The Arab writers linger affectionately over the different scenes of homage which the chiefs of the desert tribes, as well as the inhabitants of the cities, paid to the prophet, the prince of the faithful, in these first years of youthful enthusiasm. Yet adversities and misfortune troubled the end of his life. A hostile party under the leadership of Abdallah still subsisted in Medina. This was especially prominent when the prophet was arranging a fresh expedition against the Greeks in Syria in an oppressive heat, just when the Arabs were busied with the date harvest. Consequently many evaded the order and Abdallah turned back with his men soon after the start. A severe verse of the Koran rebuked the delay.
“Ye say, ‘go not out during the heat’; but God says by Mohammed, ‘the fire of hell is more scorching.’ Your laughter is but of short duration and ye shall one day weep long for your behaviour. Ye shall go forth no more with me and fight no more by my side.”
At Tabuk, between Medina and Damascus, the army came to a halt, that they might recover in that fertile neighbourhood from the toilsome, painful march. Here Mohammed received the submission of the chiefs of some of the Syrian border towns and the homage of a Christian prince. They purchased peace at the price of an annual tribute. Nevertheless Mohammed did not deem it advisable to advance further into the enemy’s country with his small following; he set out on the return march, and through many hardships and perils arrived at Medina after an absence of twenty days. For a time the disobedient were excluded from the circle of the believers; but when with penitence and contrition they sued for forgiveness they were received back into favour. Soon after this, death freed the prophet from his most dangerous adversary, Abdallah ben Obayyah. This event, as well as the homage of more and more Arab tribes, restored his spirits, which had been deeply affected by the death of his two daughters, Zainab and Umm Kolthum. The ninth Sura of the Koran, the symbol of the religion of the sword which he imparted to a host of pilgrims in a reading at the site of the holy temple at Mecca, may be taken as the outpouring of this exalted state of mind. In this he renounced peace with all unbelievers, heathen, Jews, and Christians, forbade them ever to set foot in the sanctuary, and declared perpetual war against them to be a sacred duty.

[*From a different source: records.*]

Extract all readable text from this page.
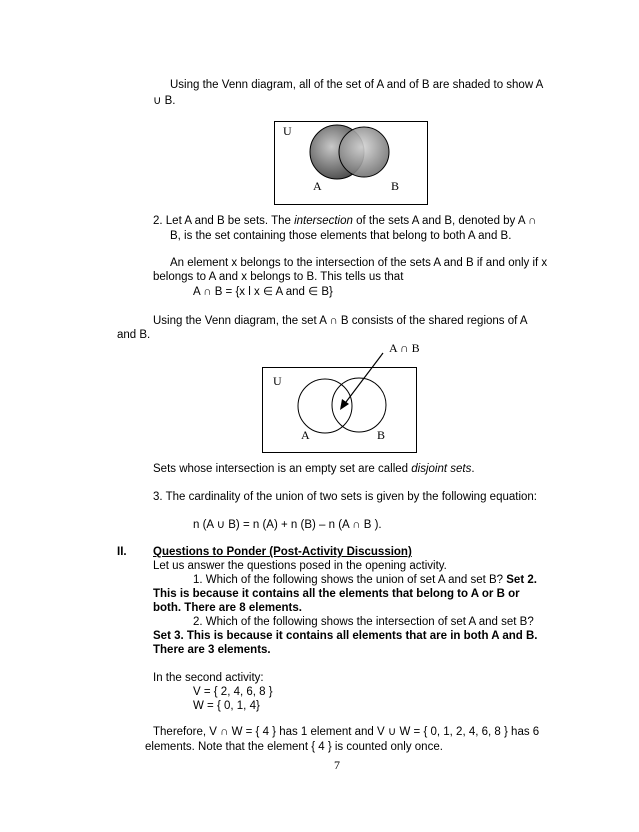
Using the Venn diagram, all of the set of A and of B are shaded to show A
∪ B.
U
A	B
2. Let A and B be sets. The intersection of the sets A and B, denoted by A ∩
B, is the set containing those elements that belong to both A and B.
An element x belongs to the intersection of the sets A and B if and only if x
belongs to A and x belongs to B. This tells us that
A ∩ B = {x l x ∈ A and ∈ B}
Using the Venn diagram, the set A ∩ B consists of the shared regions of A
and B.
U
A	B
A ∩ B
Sets whose intersection is an empty set are called disjoint sets.
3. The cardinality of the union of two sets is given by the following equation:
n (A ∪ B) = n (A) + n (B) – n (A ∩ B ).
II. Questions to Ponder (Post-Activity Discussion)
Let us answer the questions posed in the opening activity.
1. Which of the following shows the union of set A and set B? Set 2.
This is because it contains all the elements that belong to A or B or
both. There are 8 elements.
2. Which of the following shows the intersection of set A and set B?
Set 3. This is because it contains all elements that are in both A and B.
There are 3 elements.
In the second activity:
V = { 2, 4, 6, 8 }
W = { 0, 1, 4}
Therefore, V ∩ W = { 4 } has 1 element and V ∪ W = { 0, 1, 2, 4, 6, 8 } has 6
elements. Note that the element { 4 } is counted only once.
7
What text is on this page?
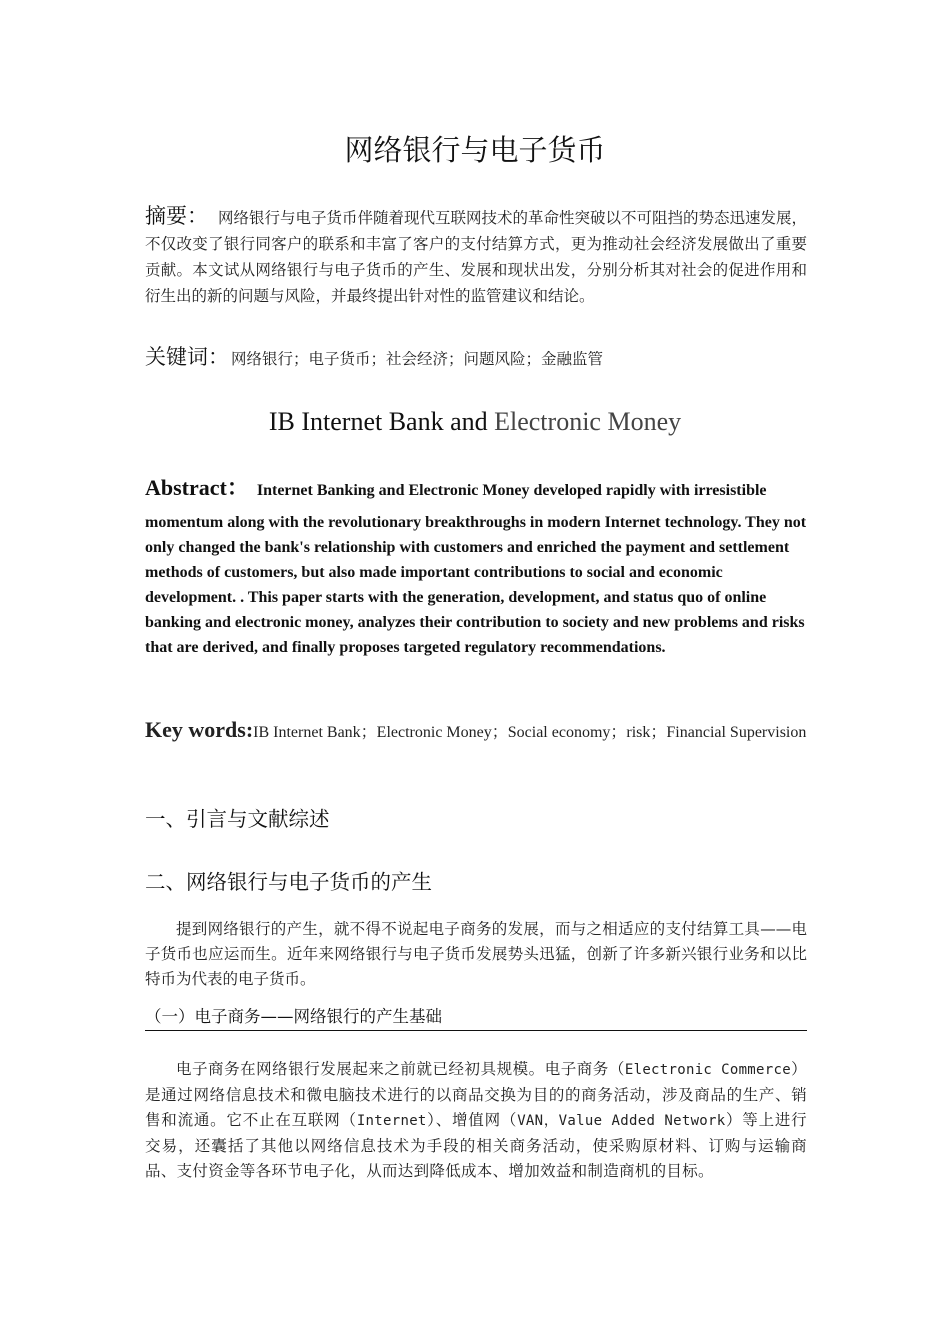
网络银行与电子货币
摘要： 网络银行与电子货币伴随着现代互联网技术的革命性突破以不可阻挡的势态迅速发展，不仅改变了银行同客户的联系和丰富了客户的支付结算方式，更为推动社会经济发展做出了重要贡献。本文试从网络银行与电子货币的产生、发展和现状出发，分别分析其对社会的促进作用和衍生出的新的问题与风险，并最终提出针对性的监管建议和结论。
关键词： 网络银行；电子货币；社会经济；问题风险；金融监管
IB Internet Bank and Electronic Money
Abstract： Internet Banking and Electronic Money developed rapidly with irresistible
momentum along with the revolutionary breakthroughs in modern Internet technology. They not only changed the bank's relationship with customers and enriched the payment and settlement methods of customers, but also made important contributions to social and economic development. . This paper starts with the generation, development, and status quo of online banking and electronic money, analyzes their contribution to society and new problems and risks that are derived, and finally proposes targeted regulatory recommendations.
Key words:IB Internet Bank；Electronic Money；Social economy；risk；Financial Supervision
一、引言与文献综述
二、网络银行与电子货币的产生
提到网络银行的产生，就不得不说起电子商务的发展，而与之相适应的支付结算工具——电子货币也应运而生。近年来网络银行与电子货币发展势头迅猛，创新了许多新兴银行业务和以比特币为代表的电子货币。
（一）电子商务——网络银行的产生基础
电子商务在网络银行发展起来之前就已经初具规模。电子商务（Electronic Commerce）是通过网络信息技术和微电脑技术进行的以商品交换为目的的商务活动，涉及商品的生产、销售和流通。它不止在互联网（Internet）、增值网（VAN，Value Added Network）等上进行交易，还囊括了其他以网络信息技术为手段的相关商务活动，使采购原材料、订购与运输商品、支付资金等各环节电子化，从而达到降低成本、增加效益和制造商机的目标。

In it he also reiterated the threats and curses against the hypocrites and loiterers who delayed to march to the holy war. Ali’s delivery of this declaration before all the people had the desired effect. The ambassadors, who in the name of the princes and tribes declared the latter’s accession to Islam, were as numerous “as the dates which fall from the palm tree in the time of ripeness.” From the frontier of Syria to the southern end of the peninsula and to the mountains bordering on the Indian Ocean and the Persian Gulf, tribes of all tongues and religions hastened to find the key of paradise in the faith in the “One God who has no fellow.” When in the tenth year of the Hegira, Mohammed, with his nine wives, proceeded on his last pilgrimage to Mecca, which was to serve the Moslems for all future times as a pattern and example, 40,000 (or according to some accounts as many as 114,000) of the faithful accompanied him.
On this pilgrimage the suffering condition of the prophet first became manifest. With great effort he passed seven times round the Kaaba, and as he did so he prayed: “O Lord, prosper us in this life and the next, and preserve us from the pains of hell.” The unnatural agitations and paroxysms of his soul, the great physical exertions, the insidious poison of Khaibar, and finally his grief at the loss of his young son Ibrahim, whom, to his extreme joy, the Egyptian slave Maria had borne to him in the previous year and on whom he had set all his hopes—all these things undermined his health and hastened his end. The laments into which he broke out at sight of the child’s corpse already contained a foreboding of his own approaching end.
“I am grieved at thy loss,” he said, “mine eye weeps and my heart is sad, yet will I utter no lament which may anger the Lord; were I not convinced that I should follow thee, my grief would be inconsolable, but we are God’s and shall return to him.”